Thursday, March 10, 2011

Cocoa Falls as Gbagbo Orders Companies to Export; Coffee Drops

March 10 (Bloomberg) -- Cocoa fell for a third day in New York, the longest streak since January, after President Laurent Gbagbo ordered companies to export beans from Ivory Coast, the world’s largest producer. Coffee dropped.

Companies were told to export by the end of this month or face sanctions, according to Ahoua Don Mello, spokesman for Gbagbo’s government. Gbagbo refuses to leave office and took control of local cocoa purchases and exports three days ago, escalating a conflict with rival Alassane Ouattara, the internationally recognized winner of a November election.

“The market is a bit overbought in the near term, and a correction was needed,” Connor Noonan, an analyst at Castlestone Management Ltd. in London, said in an e-mail today. “This, coupled with Gbagbo announcing that he was going to export yesterday, has taken some of the initial fear of shortages out of the market.”

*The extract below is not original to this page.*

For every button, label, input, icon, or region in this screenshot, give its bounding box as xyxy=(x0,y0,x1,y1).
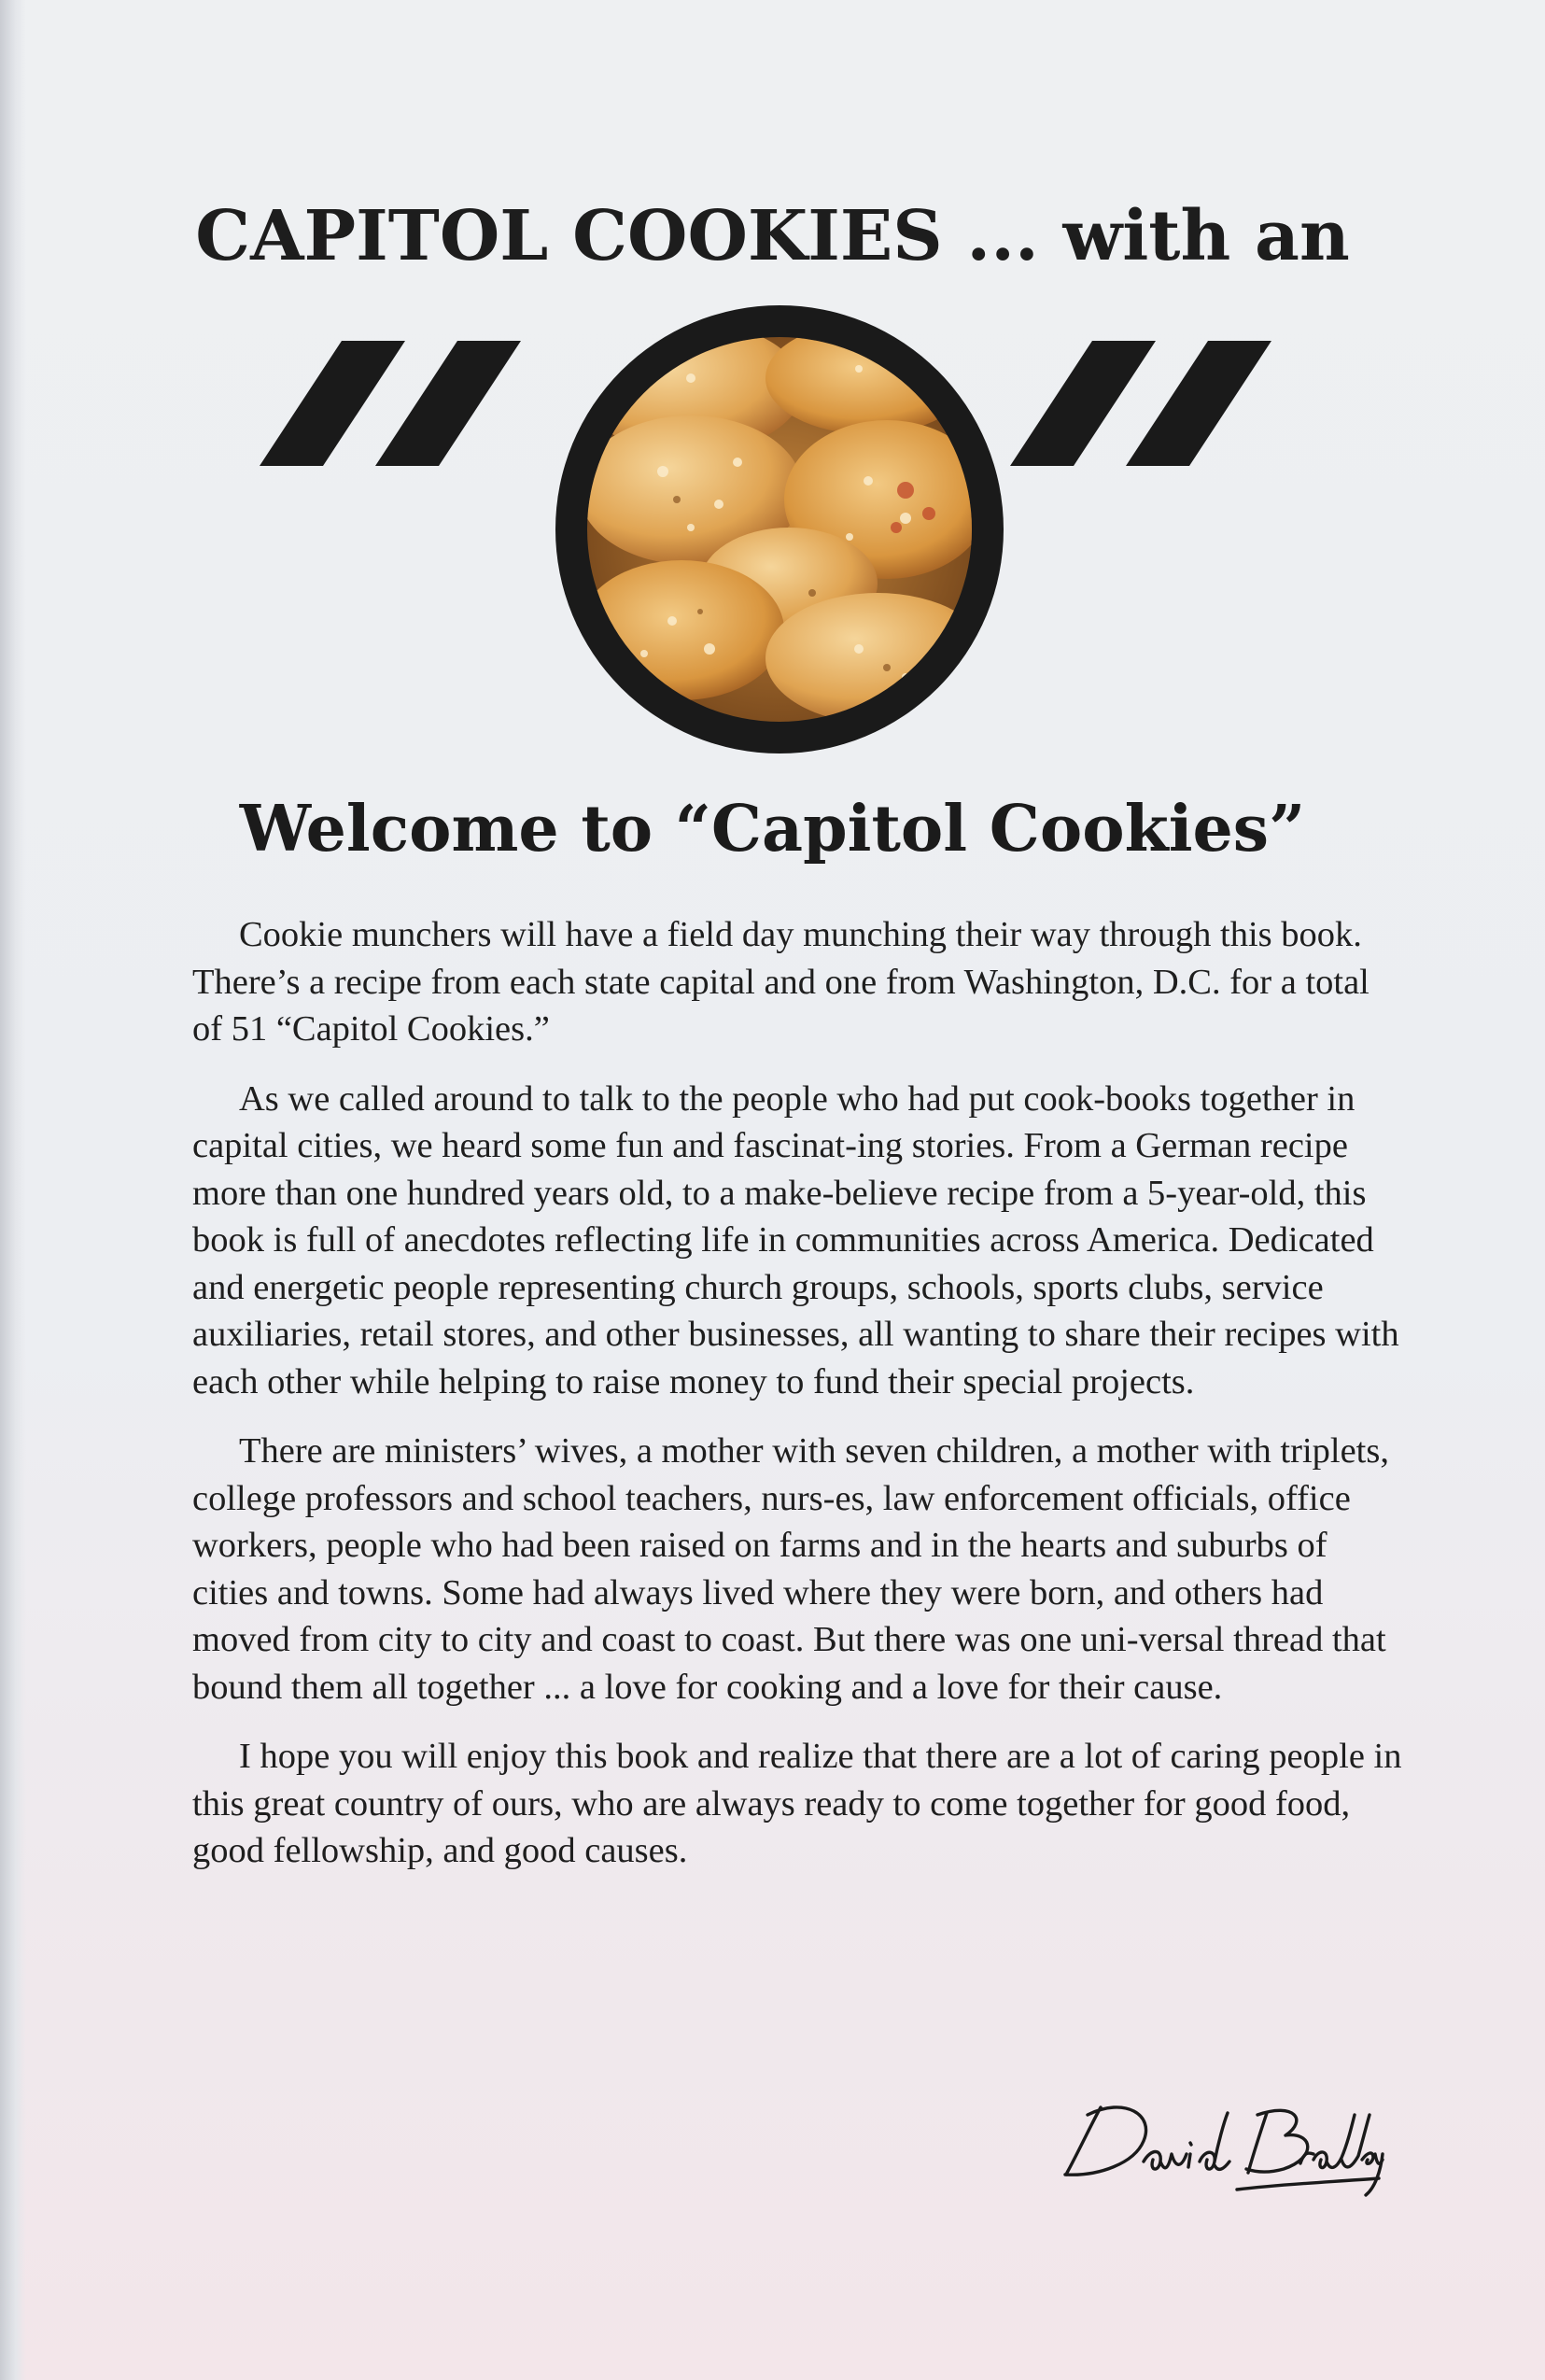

Cocoa for May delivery fell $83, or 2.4 percent, to $3,444 a metric ton at 7:37 a.m. on ICE Futures U.S. in New York. Prices reached $3,421, the lowest level since March 1. In London, cocoa for May delivery slid 47 pounds, or 2.1 percent, to 2,212 pounds ($3,570) a ton on NYSE Liffe.

“We’re not planning at all to seize the cocoa stocks, as they are the property of the companies,” Don Mello said yesterday. Sanctions would apply if exporters don’t pay the export tax, he said.

Ouattara ordered a month-long ban on cocoa-bean exports on Jan. 23 in a bid to cut off funds for Gbagbo that was later extended to March 15. Beans registered for export in the two weeks ended March 3 dropped 99 percent from a year earlier, according to port figures.

EU Sanctions

Gbagbo’s “decision has of course put the market lower, but merchants say cocoa is not exportable because of the European embargo,” Matthieu Dibaji, a soft-commodities broker at Kyte Group Ltd.’s Market Securities, said in an e-mail today. The European Union in January froze the assets of Ivory Coast ports that export cocoa and coffee.

Exports are “technically impossible because European banks refuse to make payments on cocoa operations in Ivory Coast,” Dibaji said.

Arabica coffee for May delivery fell 3.35 cents, or 1.1 percent, to $2.915 a pound on ICE Futures U.S. after yesterday reaching $2.9665, the highest price for a most-active contract since May 1997. Robusta coffee for May delivery declined $37, or 1.4 percent, to $2,520 a ton on NYSE Liffe.

European coffee stockpiles climbed 4.1 percent from a month earlier to 10.5 million bags as of Jan. 31, the European Coffee Federation said in an e-mailed report today.

Raw sugar for May delivery dropped 1.2 percent to 30.06 cents a pound on ICE. White, or refined, sugar for May delivery rose 0.3 percent to $753.50 a ton in London.